For debugging alone it could save you so much time. It is not because you use a third party engine that you wont have bugs (specially if you use it for something outside it normal usage). All software have bugs. If you build your own engine you have a lot more tools to investigate the bug origin. With third party software it is sometimes impossible to find the origin of the bug and all you can do is sent the logs to the software company and let them investigate (most of the time this is not free so you have to pay a subscription for support) when with your own engine you have access to the source code and add logs/output to help you investigate.
In the end, it is not guarantee that third party engine will reduce the development time. It will likely generate more bugs (it is basic statistic: more line of code so more bugs), harder to investigate which will impact the review of your game hence your revenue (nobody likes buggy games)
Just to make sure we are all in agreement
Use commercial produced 3d engine Nightmare.
Produce our own 3d engine Nightmare.
Best option daydream
Just this.
As a software dev, I avoid 3rd party software like the plague lol
He was really good! In the meantime I deal with Bannerlord like that. AC is still too fresh …
Can the engine be used for other, similar games or applications?
Its tailored for this kind of games, so we could use it for other city builders indeed.
Been developing software my whole life and I can say without a doubt.
3rd party software development is the best!!!
now read between the lines.
It is best to develop software after 3 parties
Truth I don’t avoid 3rd party software development I just DON’T to the point that the largest two systems I have ever written don’t even use a commercial operating system.
Sounds good and what we have seen so far, should not be uninteresting for some developers …
Just to point this:
The solo developer behind Banished used its own engine.
The same is doing the solo dev behind “Ostriv”.
If DayZ failed was not because they decided to build their own engine.
So big studios using third party engines are years behind schedule. Maybe the engine is not to be blamed here either, or may be it is.

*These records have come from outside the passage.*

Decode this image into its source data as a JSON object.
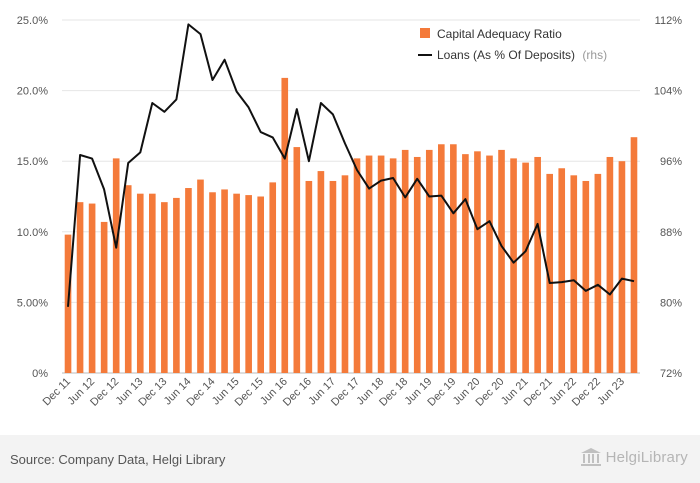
{
  "chart_data": {
    "type": "bar+line",
    "title": "",
    "categories": [
      "Dec 11",
      "Mar 12",
      "Jun 12",
      "Sep 12",
      "Dec 12",
      "Mar 13",
      "Jun 13",
      "Sep 13",
      "Dec 13",
      "Mar 14",
      "Jun 14",
      "Sep 14",
      "Dec 14",
      "Mar 15",
      "Jun 15",
      "Sep 15",
      "Dec 15",
      "Mar 16",
      "Jun 16",
      "Sep 16",
      "Dec 16",
      "Mar 17",
      "Jun 17",
      "Sep 17",
      "Dec 17",
      "Mar 18",
      "Jun 18",
      "Sep 18",
      "Dec 18",
      "Mar 19",
      "Jun 19",
      "Sep 19",
      "Dec 19",
      "Mar 20",
      "Jun 20",
      "Sep 20",
      "Dec 20",
      "Mar 21",
      "Jun 21",
      "Sep 21",
      "Dec 21",
      "Mar 22",
      "Jun 22",
      "Sep 22",
      "Dec 22",
      "Mar 23",
      "Jun 23",
      "Sep 23"
    ],
    "x_tick_labels": [
      "Dec 11",
      "Jun 12",
      "Dec 12",
      "Jun 13",
      "Dec 13",
      "Jun 14",
      "Dec 14",
      "Jun 15",
      "Dec 15",
      "Jun 16",
      "Dec 16",
      "Jun 17",
      "Dec 17",
      "Jun 18",
      "Dec 18",
      "Jun 19",
      "Dec 19",
      "Jun 20",
      "Dec 20",
      "Jun 21",
      "Dec 21",
      "Jun 22",
      "Dec 22",
      "Jun 23"
    ],
    "series": [
      {
        "name": "Capital Adequacy Ratio",
        "type": "bar",
        "axis": "left",
        "color": "#f47a3a",
        "values": [
          9.8,
          12.1,
          12.0,
          10.7,
          15.2,
          13.3,
          12.7,
          12.7,
          12.1,
          12.4,
          13.1,
          13.7,
          12.8,
          13.0,
          12.7,
          12.6,
          12.5,
          13.5,
          20.9,
          16.0,
          13.6,
          14.3,
          13.6,
          14.0,
          15.2,
          15.4,
          15.4,
          15.2,
          15.8,
          15.3,
          15.8,
          16.2,
          16.2,
          15.5,
          15.7,
          15.4,
          15.8,
          15.2,
          14.9,
          15.3,
          14.1,
          14.5,
          14.0,
          13.6,
          14.1,
          15.3,
          15.0,
          16.7
        ]
      },
      {
        "name": "Loans (As % Of Deposits)",
        "suffix": "(rhs)",
        "type": "line",
        "axis": "right",
        "color": "#111111",
        "values": [
          79.5,
          96.7,
          96.3,
          92.8,
          86.2,
          95.8,
          97.0,
          102.6,
          101.6,
          103.0,
          111.5,
          110.4,
          105.2,
          107.5,
          103.9,
          102.1,
          99.3,
          98.7,
          96.3,
          101.9,
          96.0,
          102.6,
          101.3,
          98.0,
          95.0,
          92.9,
          93.8,
          94.1,
          91.9,
          94.0,
          92.0,
          92.1,
          90.1,
          91.7,
          88.3,
          89.2,
          86.4,
          84.5,
          85.8,
          88.9,
          82.2,
          82.3,
          82.5,
          81.3,
          82.0,
          80.9,
          82.7,
          82.4
        ]
      }
    ],
    "y_left": {
      "min": 0,
      "max": 25,
      "tick_labels": [
        "0%",
        "5.00%",
        "10.0%",
        "15.0%",
        "20.0%",
        "25.0%"
      ]
    },
    "y_right": {
      "min": 72,
      "max": 112,
      "tick_labels": [
        "72%",
        "80%",
        "88%",
        "96%",
        "104%",
        "112%"
      ]
    },
    "legend_position": "top-right",
    "grid": "horizontal"
  },
  "footer": {
    "source": "Source: Company Data, Helgi Library",
    "brand": "HelgiLibrary"
  }
}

As stated before for small projects that don’t fit the target game third party engines were made for the amount of time when using a third party or developing your own (if you know how to do it) is very similar. For long run projects or games with special requirements third party engines create more problems than they solve. AC meets both conditions.

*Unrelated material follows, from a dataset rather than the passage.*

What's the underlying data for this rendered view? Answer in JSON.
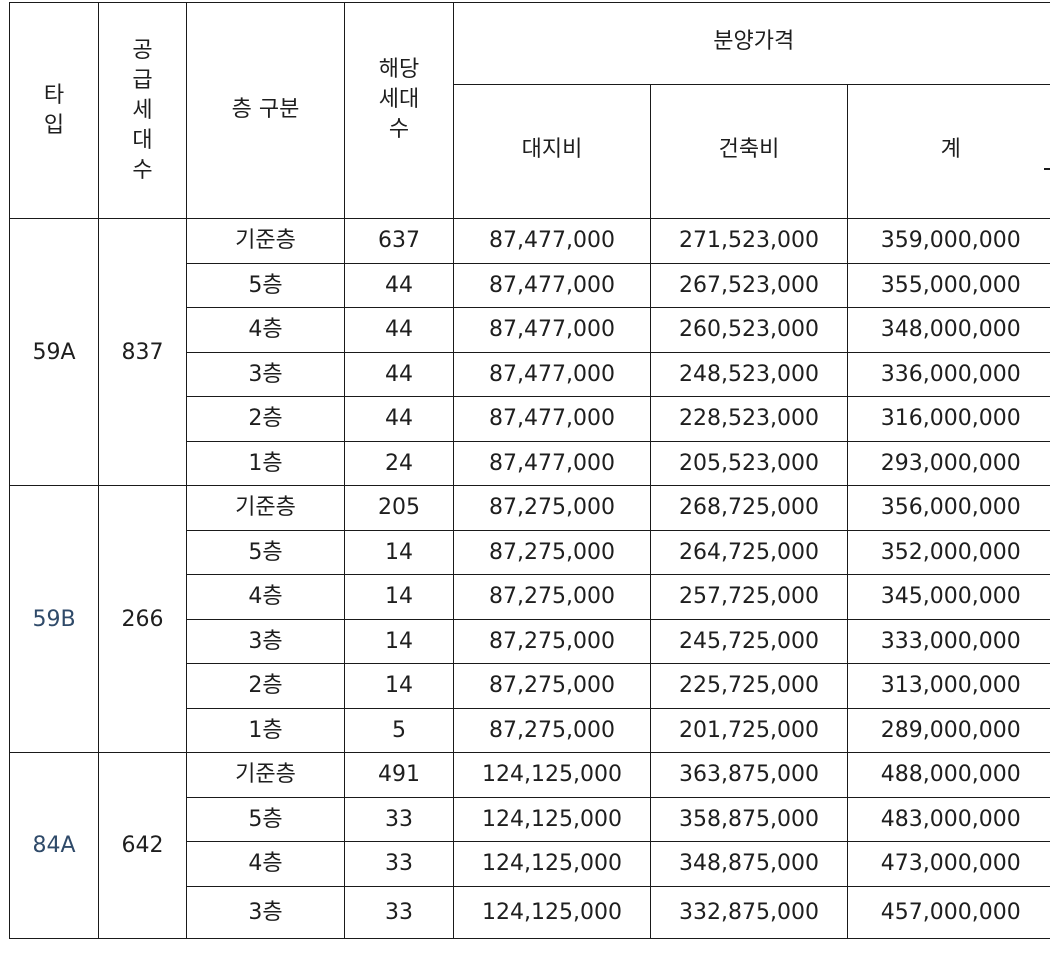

Third party engines are handy if you are working in projects that fit the workflow of that engine or
projects that doesn’t fit but are not too big or not for the long run. They are amazing for prototyping too.
With this I was talking about using a third party engine. For a long run project that’s more problematic than building your own because you get trapped in the development course of that engine that doesn’t have to met your needs at all, or worse, third party engine updates that can lead to break your own project, or they changing how they engine assets work for a gain that you don’t even need in your game but forcing you to rebuild all your game assets and force to update all mods too, or even the third company changing their economic model in a few years so you get trapped with whatever conditions they decided, and so on… so many potential problems that it’s a no go.
Now that we are in the age of third party engines we quickly forget that not long ago every studio had to built their own engine tailored for their own needs. All games were made that way and they still were made.